ENTERTAINMENT / Hot Pot Column
It's time to save face and keep the magic
By Ravi S. Narasimhan (China Daily)
Updated: 2007-02-07 10:06
I have a hotelier friend an accountant of all people who, though by no
means a Copperfield, is a brilliant magician in his own right and in
great demand at parties.
He can light a cigarette by blowing at it or light mine from a distance
without any lighter in sight, and make coins pop out of his ears at will
but never reveals how he does it.
I'm bound by the code, he says, and his perennial excuse is how boxing
legend Muhammad Ali was banished from an amateur magicians' circle for
revealing a trick to the public.
So it is with more than a little disappointment that I read on the China
Daily website on the weekend that someone was offering to sell the
secrets of bianlian, the Sichuan Opera technique of "changing faces", for
a measly 3,000 yuan ($380) on a popular auction website called taobao.com.
As if it were some consolation, the online vendor has some caveats: He
will teach the tricks only to Chinese citizens, and only to one person in
any city. And it comes with a catch: You would have to practise, of
course.
Fat consolation.
My fascination with face changing springs from at least two reasons:
convenience and cuisine. There is this wonderful restaurant near the
China Daily office where I can entertain foreign guests, have a nice meal
and not be late for work on the night shift. And the guy has far more
ways of changing his faces than Robin Williams has with his voice.
Face changing, to me, is the most accessible aspect of Chinese culture
you can fine dine as you appreciate it instead of being stuck in a
three-hour opera recital in an auditorium.
I don't want my comfort zone spread around; and totally agree with the
famous Sichuan Opera maestro Peng Denghuai, who said: "The art of face
changing is a national treasure, not magic. Selling the secret on the
Internet disrespects not only face changing but also our cultural
heritage."
Taobao.com can follow the example of eBay, which more than once has
withdrawn auction items for fear of a popular backlash.

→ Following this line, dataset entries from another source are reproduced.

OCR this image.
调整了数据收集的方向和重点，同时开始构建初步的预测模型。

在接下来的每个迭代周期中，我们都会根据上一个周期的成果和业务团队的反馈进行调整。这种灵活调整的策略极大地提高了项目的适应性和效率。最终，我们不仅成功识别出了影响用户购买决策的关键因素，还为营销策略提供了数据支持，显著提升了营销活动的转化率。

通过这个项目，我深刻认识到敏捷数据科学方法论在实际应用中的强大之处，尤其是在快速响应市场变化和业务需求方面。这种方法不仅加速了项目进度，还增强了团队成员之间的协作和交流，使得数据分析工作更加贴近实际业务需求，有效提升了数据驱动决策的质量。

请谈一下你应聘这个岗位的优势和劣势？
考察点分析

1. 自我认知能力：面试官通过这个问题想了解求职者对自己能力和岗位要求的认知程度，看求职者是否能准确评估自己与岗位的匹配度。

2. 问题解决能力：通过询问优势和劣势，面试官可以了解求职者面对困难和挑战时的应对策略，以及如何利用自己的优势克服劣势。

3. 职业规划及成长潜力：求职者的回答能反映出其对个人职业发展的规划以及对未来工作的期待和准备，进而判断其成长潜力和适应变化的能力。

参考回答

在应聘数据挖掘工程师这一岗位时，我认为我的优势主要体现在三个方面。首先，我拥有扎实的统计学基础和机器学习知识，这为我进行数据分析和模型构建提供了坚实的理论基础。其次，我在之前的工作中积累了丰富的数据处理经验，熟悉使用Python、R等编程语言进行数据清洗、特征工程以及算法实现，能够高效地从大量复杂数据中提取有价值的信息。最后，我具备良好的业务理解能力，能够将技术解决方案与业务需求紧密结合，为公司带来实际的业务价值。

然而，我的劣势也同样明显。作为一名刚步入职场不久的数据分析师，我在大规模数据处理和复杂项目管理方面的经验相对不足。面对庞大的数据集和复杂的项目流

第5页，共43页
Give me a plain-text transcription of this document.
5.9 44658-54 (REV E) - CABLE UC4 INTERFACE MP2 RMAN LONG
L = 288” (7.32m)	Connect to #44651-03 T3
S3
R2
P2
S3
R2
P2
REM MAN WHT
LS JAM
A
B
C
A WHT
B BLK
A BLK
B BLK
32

A representative of the Chinese company, to its credit, was quoted as
saying that "we will pay close attention to it, and suspend the sale once
it violates any regulations".
Therein lies the rub: No one seems to know if it violates any
regulations. But Internet regulators in the country have a reputation for
efficiency. If they have managed to get rid of much "undesirable"
content, surely they can do so with this.
I have good reason for saving face: On three visits to California, I
resisted the temptation to go visit a film studio. I didn't want the
magic of the movies to be explained like how Bruce Willis stunts were
done, that the Titanic was a little model boat in an aquarium or Jurassic
Park dinosaurs were mechanized models.
Let's leave room for a little magic in our lives.